Kubeflow 1.3 : Shiny, Secure and Scalable
Background: I tried Kubeflow 1.0 in May 2020, with a narrow focus of Cloud native ML pipelines.
With the latest Kubeflow 1.3 release, they streamlined the setup process, improved security and user experience. Even with these updates, there is still a learning curve for non-technical/non-engineering users. Another improvement is the ability to pick and choose the components you want to install.
IMO, the ideal use-case is a cross-functional Data Science team with a mix of Platform Engineers, ML Engineers and Data Scientists.
- Setup and Improved UX/UI:
Relatively easy to setup compared to version 1.0, easy to understand UX and responsive UI.
I tried this on a GKE cluster with 6 nodes (Total Cluster resources = 12 cores, 60GB).
Oh, they now have ready to use JuptyterLab, Open-source VS code (Code-Server) and RStudio.
Code-Server (VS Code in the browser)
Compared to version 1.0, Ready to use Pipelines and Experiments work seamlessly. There is a lot of customization you can do (which I did not explore).
Other updates and enhancements
- Katib is now AutoML (for hyper parameter tuning)
- Volumes to create and attach Object storage or PV/PVC
- Tensorboards for Visualizations (I am not sure how widely this will be used)
- KFP comes in 2 flavors
* KFP with Argo workflows as default version.

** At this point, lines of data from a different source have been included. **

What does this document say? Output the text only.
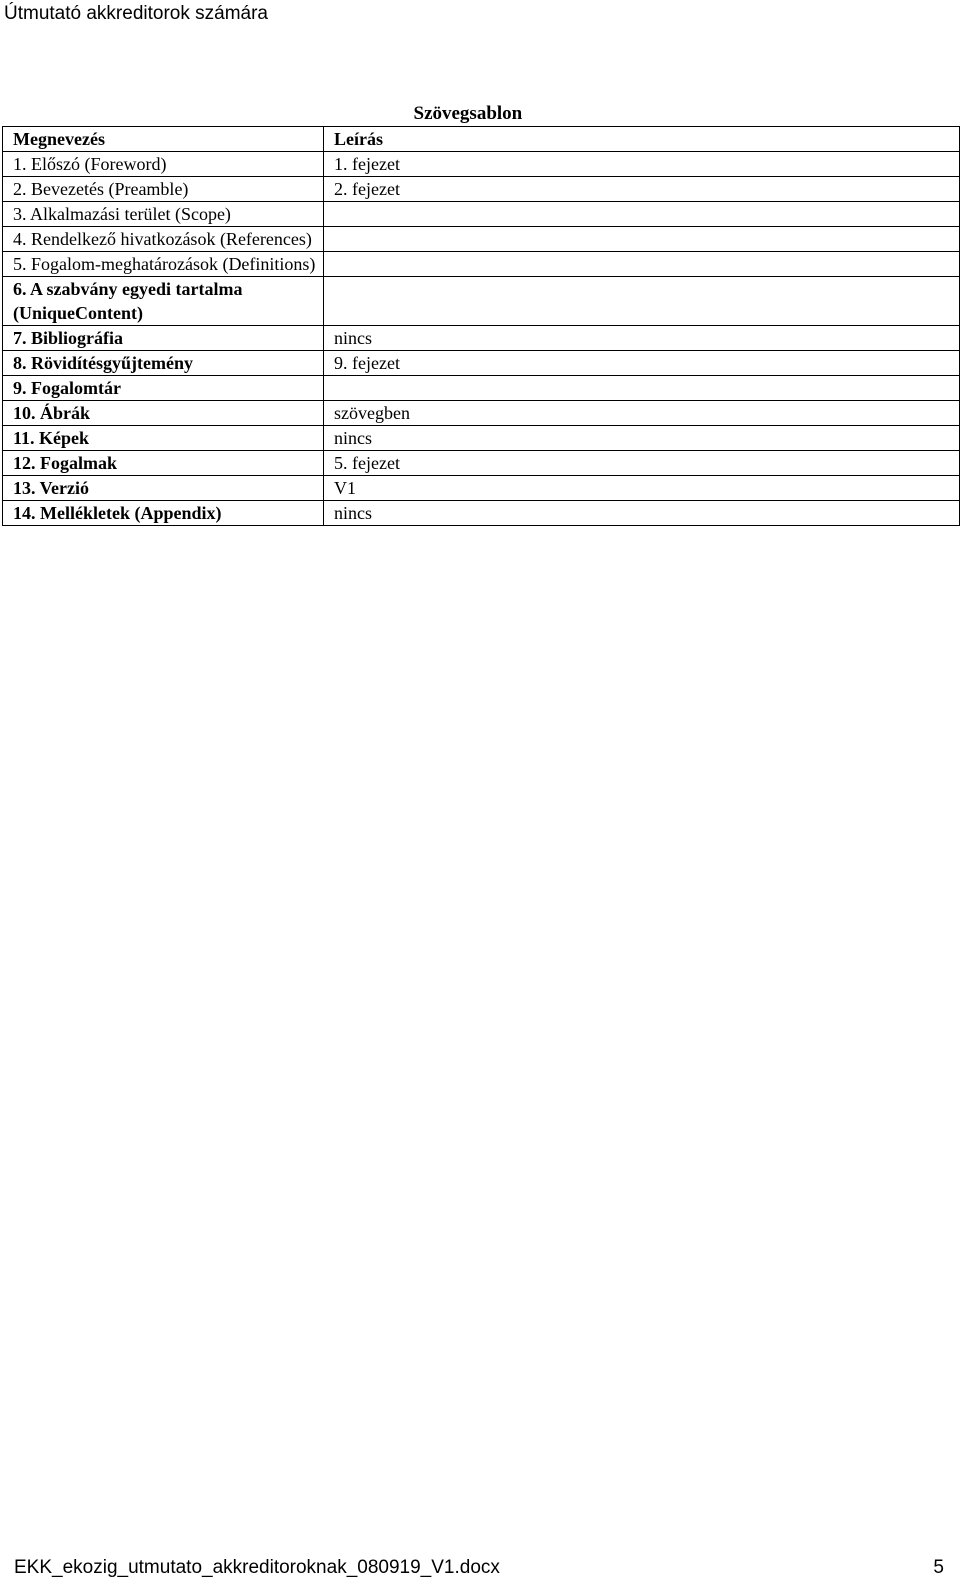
Útmutató akkreditorok számára
	Szövegsablon
Megnevezés	Leírás
1. Előszó (Foreword)	1. fejezet
2. Bevezetés (Preamble)	2. fejezet
3. Alkalmazási terület (Scope)	
4. Rendelkező hivatkozások (References)	
5. Fogalom-meghatározások (Definitions)	
6. A szabvány egyedi tartalma (UniqueContent)	
7. Bibliográfia	nincs
8. Rövidítésgyűjtemény	9. fejezet
9. Fogalomtár	
10. Ábrák	szövegben
11. Képek	nincs
12. Fogalmak	5. fejezet
13. Verzió	V1
14. Mellékletek (Appendix)	nincs
EKK_ekozig_utmutato_akkreditoroknak_080919_V1.docx	5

* KFP with Tekton (This is an additional option with contributions from IBM and RedHat)
* Adhoc manual runs
* Scheduled runs (Using Argo Workflows)
- Metrics and Metadata UI have improved as well
There is a renewed interest in Kubeflow from almost every major cloud services company (AWS, GCP, Azure, IBM, RedHat/OpenShift). In addition to these cloud providers, you can now run Kubeflow as an Operator or on Microk8s, MiniKF, Kind etc.